Fakat bu zor ilişkinin sürdürülmesi her iki taraf için de kolay değil. Biden’la birlikte Türkiye’nin Amerika’ya yakınlaşmaya başlaması, Amerika’dan Avrupa’ya müeyyide istemiyoruz uyarıları gitmesi, Türkiye’nin İsrail ve Mısır da dahil sorunlu komşularıyla ilişkilerini düzeltmek için inisiyatifler geliştirmesi ikili ilişkilerin mantığı belirleyen çerçeveyi şimdiden zorluyor. ABD bir de Suriye’den çıkmaya ya da PYD’ye olan desteğini sınırlamaya kalkarsa ilişkilerin “matematiği” tümden değişebilir.
Unutmayalım ki, Suriye’de de iki ülke arasında uzlaşma kadar çatışma da var. Hatırlamak isteyenlere Ömer Özkılıcık’ın TRTWorld’ün web sayfasındaki makalesini önerebilirim. Özkılıcık orada Türkiye’nin ilk kez 14 Mart’ta sivillere yönelik bir Rus saldırısına karşılık verdiğini, bundan önce sadece kendi güçlerine saldırı olduğunda mütekabiliyet, cezalandırma ve caydırıcılık hakkını kullandığını kendi üslubuyla anlatıyor.

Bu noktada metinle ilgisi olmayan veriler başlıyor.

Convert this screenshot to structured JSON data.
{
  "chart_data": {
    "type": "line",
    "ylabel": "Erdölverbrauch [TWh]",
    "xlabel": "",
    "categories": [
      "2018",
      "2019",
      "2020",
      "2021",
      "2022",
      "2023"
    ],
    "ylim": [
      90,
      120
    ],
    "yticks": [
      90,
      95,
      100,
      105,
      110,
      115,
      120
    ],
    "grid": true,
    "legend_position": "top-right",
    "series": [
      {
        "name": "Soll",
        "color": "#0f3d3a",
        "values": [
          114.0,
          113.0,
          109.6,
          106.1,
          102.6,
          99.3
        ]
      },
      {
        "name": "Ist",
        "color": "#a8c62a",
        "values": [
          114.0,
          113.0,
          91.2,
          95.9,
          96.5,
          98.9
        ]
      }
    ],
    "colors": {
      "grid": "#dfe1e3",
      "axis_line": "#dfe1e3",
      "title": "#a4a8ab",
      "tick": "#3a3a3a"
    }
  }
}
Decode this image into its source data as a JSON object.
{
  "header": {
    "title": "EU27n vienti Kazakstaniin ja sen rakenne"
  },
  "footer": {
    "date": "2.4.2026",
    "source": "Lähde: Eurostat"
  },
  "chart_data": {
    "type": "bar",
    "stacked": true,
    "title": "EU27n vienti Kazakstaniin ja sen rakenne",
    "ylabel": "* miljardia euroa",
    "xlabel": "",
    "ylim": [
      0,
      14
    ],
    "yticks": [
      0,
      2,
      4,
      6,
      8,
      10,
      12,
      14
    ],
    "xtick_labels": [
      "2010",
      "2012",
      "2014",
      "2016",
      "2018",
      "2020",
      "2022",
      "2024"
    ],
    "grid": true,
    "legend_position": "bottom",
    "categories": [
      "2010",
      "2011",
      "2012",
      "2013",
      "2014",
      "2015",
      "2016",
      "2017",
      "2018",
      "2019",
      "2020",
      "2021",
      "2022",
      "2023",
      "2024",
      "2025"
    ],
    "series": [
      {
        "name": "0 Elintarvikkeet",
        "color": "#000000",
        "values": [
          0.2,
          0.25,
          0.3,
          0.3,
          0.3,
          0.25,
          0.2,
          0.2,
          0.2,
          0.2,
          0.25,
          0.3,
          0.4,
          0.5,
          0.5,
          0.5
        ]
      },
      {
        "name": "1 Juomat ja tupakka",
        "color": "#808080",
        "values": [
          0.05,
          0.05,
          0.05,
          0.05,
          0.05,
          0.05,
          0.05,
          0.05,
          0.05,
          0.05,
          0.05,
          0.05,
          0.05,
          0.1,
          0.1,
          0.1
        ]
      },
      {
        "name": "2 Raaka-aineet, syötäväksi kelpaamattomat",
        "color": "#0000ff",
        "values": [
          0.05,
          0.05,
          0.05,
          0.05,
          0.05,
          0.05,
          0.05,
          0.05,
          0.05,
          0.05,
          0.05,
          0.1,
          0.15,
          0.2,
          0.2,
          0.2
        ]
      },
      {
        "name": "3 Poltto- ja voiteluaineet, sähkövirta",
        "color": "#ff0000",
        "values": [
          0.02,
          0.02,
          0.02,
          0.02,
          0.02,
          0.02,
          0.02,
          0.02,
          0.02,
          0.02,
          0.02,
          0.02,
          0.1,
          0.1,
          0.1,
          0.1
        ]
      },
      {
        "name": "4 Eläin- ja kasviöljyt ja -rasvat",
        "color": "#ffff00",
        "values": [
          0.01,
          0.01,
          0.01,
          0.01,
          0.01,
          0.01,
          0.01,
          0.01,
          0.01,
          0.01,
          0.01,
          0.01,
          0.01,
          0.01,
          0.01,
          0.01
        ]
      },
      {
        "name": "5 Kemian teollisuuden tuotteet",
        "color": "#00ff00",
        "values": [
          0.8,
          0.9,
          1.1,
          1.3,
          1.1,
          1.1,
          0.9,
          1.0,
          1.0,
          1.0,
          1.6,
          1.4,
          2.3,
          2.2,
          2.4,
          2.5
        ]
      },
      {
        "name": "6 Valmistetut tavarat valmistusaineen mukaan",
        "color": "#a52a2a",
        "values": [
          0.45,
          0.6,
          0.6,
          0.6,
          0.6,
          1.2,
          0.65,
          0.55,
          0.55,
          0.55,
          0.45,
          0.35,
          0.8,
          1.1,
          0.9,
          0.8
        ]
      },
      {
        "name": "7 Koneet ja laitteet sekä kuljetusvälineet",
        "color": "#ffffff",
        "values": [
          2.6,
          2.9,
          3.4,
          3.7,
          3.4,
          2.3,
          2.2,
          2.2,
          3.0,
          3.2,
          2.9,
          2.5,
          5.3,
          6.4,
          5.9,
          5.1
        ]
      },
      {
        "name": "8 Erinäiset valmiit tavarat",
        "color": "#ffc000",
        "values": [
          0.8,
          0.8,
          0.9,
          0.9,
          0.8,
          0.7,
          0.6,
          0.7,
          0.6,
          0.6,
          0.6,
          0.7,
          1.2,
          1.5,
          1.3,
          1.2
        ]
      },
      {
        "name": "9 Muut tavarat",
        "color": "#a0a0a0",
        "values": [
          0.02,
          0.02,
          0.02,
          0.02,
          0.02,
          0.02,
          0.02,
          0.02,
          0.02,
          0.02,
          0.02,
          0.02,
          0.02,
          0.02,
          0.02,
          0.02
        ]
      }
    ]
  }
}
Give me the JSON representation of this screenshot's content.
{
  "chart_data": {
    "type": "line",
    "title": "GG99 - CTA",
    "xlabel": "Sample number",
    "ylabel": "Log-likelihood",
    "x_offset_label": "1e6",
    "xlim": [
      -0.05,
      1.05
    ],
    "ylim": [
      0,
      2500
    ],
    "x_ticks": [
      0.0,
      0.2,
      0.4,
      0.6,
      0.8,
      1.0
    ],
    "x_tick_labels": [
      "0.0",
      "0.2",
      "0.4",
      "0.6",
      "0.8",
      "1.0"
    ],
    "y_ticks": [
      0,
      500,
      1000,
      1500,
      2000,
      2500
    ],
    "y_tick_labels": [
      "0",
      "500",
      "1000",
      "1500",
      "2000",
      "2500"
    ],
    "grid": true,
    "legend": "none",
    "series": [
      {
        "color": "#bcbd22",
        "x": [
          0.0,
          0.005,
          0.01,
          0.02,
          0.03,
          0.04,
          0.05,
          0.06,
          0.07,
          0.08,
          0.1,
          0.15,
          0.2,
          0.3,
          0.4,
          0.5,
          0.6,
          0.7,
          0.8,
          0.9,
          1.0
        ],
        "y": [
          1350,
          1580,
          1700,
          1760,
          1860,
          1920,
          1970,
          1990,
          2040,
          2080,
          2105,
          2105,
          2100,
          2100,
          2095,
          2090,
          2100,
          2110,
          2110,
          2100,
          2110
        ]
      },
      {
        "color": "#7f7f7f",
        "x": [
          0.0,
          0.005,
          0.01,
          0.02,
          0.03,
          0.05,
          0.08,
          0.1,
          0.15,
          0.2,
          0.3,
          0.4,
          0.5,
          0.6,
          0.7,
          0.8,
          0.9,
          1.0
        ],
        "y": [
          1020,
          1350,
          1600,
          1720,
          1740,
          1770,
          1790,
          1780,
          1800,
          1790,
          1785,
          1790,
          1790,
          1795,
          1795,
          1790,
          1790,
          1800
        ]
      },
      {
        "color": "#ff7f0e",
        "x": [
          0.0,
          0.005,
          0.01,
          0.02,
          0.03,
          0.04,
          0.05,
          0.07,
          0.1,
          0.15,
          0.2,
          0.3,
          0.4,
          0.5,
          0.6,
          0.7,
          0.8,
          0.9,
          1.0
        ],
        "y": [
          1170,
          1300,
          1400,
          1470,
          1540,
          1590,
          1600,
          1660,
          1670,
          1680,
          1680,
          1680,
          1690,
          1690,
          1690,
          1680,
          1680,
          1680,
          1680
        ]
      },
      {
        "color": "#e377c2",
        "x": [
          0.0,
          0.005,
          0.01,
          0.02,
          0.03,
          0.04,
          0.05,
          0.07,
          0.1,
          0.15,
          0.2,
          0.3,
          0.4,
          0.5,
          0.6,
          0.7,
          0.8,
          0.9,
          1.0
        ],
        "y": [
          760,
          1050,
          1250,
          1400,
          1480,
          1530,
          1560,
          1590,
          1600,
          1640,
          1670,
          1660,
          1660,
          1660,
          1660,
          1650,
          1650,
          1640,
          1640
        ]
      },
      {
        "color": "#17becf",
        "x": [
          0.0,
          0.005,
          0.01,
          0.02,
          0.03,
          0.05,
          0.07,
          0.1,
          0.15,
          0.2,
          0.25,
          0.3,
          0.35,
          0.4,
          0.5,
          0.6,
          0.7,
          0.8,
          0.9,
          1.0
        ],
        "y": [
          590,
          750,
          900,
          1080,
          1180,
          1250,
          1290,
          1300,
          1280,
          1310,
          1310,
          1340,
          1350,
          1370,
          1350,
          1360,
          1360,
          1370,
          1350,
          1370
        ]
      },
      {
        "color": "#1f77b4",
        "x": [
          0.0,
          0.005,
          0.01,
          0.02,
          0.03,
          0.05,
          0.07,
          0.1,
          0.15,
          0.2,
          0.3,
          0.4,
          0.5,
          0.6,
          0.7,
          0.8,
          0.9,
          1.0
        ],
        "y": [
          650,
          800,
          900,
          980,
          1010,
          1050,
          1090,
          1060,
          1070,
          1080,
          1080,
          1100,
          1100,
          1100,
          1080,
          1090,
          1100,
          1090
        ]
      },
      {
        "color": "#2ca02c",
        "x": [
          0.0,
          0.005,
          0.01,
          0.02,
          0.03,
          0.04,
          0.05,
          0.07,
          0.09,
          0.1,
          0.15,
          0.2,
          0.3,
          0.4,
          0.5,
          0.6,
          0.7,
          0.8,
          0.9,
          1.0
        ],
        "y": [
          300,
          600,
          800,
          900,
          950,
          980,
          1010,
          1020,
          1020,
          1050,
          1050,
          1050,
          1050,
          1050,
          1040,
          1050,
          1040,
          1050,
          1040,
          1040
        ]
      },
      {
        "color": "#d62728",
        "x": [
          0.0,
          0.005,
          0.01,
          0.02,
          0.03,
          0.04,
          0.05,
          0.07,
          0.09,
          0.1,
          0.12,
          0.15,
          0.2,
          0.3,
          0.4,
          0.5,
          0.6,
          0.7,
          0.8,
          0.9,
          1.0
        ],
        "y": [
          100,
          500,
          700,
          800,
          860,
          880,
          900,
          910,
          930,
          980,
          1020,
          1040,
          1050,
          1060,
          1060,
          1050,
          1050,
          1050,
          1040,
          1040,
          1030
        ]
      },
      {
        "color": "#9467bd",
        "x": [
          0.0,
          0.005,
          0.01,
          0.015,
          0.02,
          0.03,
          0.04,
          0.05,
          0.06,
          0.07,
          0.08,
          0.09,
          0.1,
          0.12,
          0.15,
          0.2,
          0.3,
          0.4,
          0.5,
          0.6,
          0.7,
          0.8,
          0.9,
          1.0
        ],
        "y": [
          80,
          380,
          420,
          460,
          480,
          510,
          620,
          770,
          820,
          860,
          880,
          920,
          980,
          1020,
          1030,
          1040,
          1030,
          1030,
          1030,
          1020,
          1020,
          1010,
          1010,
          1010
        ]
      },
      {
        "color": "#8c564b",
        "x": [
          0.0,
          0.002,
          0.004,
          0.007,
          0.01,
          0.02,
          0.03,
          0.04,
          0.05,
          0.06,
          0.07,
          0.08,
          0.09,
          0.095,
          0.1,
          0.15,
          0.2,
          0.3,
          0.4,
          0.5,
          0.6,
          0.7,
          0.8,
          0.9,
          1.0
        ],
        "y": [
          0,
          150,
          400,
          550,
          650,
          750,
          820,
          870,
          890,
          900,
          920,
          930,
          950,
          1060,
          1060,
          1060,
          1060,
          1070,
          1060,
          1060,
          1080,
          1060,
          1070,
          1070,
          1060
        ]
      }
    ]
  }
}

Benim beklentim ikili ilişkilerdeki kırılgan dengenin korunması için her iki tarafın ama özellikle de Rusya’nın çaba harcayacağı yönünde. Bunca sarsıntıdan, savaştan ve barıştan sonra çıkartılacak dersler olmalı. Ruslar, Amerika’nın kendilerine karşı oluşacak bir koalisyonu teşvik edeceklerini stratejik akıllarında tutmalı. Biz de bulunduğumuz coğrafyanın koşullarına uygun, çıkarlarımızı dengeli şekilde koruyan politikalar benimsemeliyiz. Tüm bunlardan bağımsız olarak da daha demokratik, insan ve kadın haklarına daha saygılı bir ülke olmalıyız...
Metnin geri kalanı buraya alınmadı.